Posted by: scarbie doll | November 30, 2005 at 07:51 PM
Gods yes, that article bugged me--but I've already blogged about it, so won't repeat myself here. LOL
Posted by: Andrea | November 30, 2005 at 06:54 PM
You are on a roll with some brilliant posts (although I enjoy your writing regardless of the topic or format). You're a very talented writer and I really appreciate the food for thought. As a first time mom from toronto, the most thought-provoking read I've had in a while is the instruction manual for putting on and adjusting my snugli. The 'motherhood propoganda' machine turns everything into an us versus them scenario. Breastfeeders versus formula feeders, stay at home mums versus working mums, the stay-in-your-pyjamas-sweats-if-you're-lucky all day mom versus the yummy-mummy...you get the point. Personally I've never felt more united with other women as a new mom and I agree completely there should be more collaboration and cooperation and less comparing and dividing.

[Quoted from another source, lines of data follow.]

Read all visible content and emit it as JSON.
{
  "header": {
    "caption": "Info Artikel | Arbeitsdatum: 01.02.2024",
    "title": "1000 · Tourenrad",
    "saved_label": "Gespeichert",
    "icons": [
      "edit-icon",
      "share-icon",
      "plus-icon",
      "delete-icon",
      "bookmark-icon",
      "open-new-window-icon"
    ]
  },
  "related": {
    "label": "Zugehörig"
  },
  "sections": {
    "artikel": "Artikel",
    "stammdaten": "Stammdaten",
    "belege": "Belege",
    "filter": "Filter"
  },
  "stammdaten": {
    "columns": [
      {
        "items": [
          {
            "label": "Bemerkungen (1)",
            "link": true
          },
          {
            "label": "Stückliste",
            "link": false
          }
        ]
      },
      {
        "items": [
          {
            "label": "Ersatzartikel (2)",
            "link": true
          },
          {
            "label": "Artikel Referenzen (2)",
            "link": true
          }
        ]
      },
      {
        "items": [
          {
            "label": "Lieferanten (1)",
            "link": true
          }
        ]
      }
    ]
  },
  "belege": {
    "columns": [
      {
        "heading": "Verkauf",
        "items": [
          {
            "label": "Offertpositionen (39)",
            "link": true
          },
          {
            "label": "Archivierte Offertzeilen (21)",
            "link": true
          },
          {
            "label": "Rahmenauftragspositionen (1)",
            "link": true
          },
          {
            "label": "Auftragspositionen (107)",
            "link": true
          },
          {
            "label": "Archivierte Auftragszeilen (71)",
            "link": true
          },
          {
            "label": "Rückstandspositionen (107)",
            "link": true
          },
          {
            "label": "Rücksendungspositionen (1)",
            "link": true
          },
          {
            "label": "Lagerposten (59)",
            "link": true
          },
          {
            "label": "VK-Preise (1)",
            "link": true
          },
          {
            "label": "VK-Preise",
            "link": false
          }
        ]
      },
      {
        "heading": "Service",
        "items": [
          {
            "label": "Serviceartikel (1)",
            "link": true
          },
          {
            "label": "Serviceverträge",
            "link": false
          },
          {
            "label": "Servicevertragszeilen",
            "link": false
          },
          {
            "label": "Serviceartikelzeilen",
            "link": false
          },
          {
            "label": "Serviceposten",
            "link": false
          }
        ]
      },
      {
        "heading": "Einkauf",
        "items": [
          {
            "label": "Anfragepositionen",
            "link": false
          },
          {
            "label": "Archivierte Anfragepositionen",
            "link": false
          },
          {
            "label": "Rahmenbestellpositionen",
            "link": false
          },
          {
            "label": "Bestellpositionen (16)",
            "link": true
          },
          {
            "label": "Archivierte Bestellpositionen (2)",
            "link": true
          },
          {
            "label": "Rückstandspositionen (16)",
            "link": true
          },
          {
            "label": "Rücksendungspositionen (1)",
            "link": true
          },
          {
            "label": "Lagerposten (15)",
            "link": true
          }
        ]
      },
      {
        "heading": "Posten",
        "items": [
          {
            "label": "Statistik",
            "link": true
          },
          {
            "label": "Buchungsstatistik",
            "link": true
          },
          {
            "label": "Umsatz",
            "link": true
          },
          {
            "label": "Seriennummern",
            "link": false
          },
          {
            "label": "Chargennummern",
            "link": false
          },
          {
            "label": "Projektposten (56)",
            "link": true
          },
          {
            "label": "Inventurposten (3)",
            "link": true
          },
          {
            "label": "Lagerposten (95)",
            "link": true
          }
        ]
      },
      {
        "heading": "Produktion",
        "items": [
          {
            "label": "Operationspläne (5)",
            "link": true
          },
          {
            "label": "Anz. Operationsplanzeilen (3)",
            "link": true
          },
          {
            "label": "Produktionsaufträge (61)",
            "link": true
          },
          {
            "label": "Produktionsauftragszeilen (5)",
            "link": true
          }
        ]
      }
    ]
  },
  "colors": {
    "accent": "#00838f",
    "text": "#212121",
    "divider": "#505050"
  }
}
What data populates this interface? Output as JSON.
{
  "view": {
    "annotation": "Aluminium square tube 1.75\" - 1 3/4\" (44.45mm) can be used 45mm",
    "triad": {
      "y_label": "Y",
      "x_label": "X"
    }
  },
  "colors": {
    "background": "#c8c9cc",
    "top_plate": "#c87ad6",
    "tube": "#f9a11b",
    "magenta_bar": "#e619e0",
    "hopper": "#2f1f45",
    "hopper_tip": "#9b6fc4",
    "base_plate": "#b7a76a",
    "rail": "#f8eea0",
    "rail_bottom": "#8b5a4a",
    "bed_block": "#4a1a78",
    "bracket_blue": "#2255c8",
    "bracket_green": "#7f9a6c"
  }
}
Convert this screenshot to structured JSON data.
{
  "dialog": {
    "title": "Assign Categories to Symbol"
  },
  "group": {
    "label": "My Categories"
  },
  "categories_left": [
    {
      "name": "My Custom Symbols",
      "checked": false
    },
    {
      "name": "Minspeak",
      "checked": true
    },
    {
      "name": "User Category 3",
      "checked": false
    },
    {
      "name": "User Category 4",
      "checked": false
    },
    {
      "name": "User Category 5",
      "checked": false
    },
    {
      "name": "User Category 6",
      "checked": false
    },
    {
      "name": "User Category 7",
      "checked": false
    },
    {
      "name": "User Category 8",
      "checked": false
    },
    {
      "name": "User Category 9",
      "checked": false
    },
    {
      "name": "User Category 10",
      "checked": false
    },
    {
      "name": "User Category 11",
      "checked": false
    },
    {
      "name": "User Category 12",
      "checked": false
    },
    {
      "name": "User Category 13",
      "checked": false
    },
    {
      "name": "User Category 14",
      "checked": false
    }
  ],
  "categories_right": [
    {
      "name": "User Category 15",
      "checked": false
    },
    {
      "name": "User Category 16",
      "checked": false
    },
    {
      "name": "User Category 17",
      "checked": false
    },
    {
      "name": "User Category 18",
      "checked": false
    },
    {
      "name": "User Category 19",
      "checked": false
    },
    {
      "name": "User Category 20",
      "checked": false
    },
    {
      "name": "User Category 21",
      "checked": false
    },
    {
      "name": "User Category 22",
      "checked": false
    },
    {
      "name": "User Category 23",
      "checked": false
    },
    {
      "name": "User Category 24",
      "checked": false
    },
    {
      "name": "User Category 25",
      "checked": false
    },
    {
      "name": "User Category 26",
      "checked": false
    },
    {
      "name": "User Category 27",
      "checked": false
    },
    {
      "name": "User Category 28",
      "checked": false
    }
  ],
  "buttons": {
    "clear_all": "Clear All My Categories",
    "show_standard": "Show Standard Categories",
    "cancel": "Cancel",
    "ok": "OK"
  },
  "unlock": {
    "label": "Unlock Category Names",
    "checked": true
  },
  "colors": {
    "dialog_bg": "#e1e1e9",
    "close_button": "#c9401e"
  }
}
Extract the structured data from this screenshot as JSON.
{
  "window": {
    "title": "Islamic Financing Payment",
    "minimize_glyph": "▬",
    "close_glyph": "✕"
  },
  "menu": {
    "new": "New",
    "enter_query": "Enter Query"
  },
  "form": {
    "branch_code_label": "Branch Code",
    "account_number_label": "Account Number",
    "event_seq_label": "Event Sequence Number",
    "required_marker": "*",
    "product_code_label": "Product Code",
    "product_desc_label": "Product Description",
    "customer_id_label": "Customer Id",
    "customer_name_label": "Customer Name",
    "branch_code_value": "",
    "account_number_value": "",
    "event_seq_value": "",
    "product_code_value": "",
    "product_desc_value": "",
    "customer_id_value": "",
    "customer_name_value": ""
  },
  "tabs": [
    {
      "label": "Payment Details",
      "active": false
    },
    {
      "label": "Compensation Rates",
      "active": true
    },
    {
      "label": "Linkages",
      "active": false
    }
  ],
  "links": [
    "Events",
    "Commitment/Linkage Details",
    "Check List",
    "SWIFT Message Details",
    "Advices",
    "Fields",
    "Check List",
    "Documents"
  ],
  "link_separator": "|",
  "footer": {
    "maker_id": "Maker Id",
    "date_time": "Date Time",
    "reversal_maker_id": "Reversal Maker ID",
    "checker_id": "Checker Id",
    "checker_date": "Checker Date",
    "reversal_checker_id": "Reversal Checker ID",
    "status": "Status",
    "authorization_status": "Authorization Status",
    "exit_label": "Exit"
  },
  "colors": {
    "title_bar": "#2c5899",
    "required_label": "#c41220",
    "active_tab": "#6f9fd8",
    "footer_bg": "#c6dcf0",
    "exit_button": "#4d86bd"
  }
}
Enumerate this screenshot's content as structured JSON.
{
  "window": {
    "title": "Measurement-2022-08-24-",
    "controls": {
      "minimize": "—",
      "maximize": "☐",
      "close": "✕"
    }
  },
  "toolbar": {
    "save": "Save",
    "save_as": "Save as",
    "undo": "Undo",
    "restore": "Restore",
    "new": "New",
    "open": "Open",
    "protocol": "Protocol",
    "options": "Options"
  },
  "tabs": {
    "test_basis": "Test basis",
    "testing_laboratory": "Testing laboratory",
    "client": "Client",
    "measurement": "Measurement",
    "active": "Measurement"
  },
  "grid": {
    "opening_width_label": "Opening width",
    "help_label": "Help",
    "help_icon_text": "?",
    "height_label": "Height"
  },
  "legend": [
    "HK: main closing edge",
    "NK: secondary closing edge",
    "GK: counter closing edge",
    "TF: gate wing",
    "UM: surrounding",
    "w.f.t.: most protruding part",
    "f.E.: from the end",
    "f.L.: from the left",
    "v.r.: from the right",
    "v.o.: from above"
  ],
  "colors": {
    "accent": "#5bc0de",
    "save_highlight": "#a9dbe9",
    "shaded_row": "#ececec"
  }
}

Posted by: Erin | November 30, 2005 at 05:13 PM
Thank you.
Posted by: Jenn | November 30, 2005 at 04:36 PM
I too am a well-educated, previously-high-earner, now a stay at home mom. I have chosen to stay at home and while I regret that it is not better paid nor better respected, I don't believe that I am letting the feminist doctrine down. Unfortunately I DO feel less successful and less powerful than I did in my career but - daily it seems - I challenge assumptions made about me and I agree wholely with your statement "can a woman not be feminist by seeking to shatter the patriarchal money-equals-success-equals-power paradigm". As you say, for that mothers need to pull together and I for one am happy to be counted among those women attempting to redefine the patriarchal definition of success. What a shame that Hirshman seems to want to undermine such notions.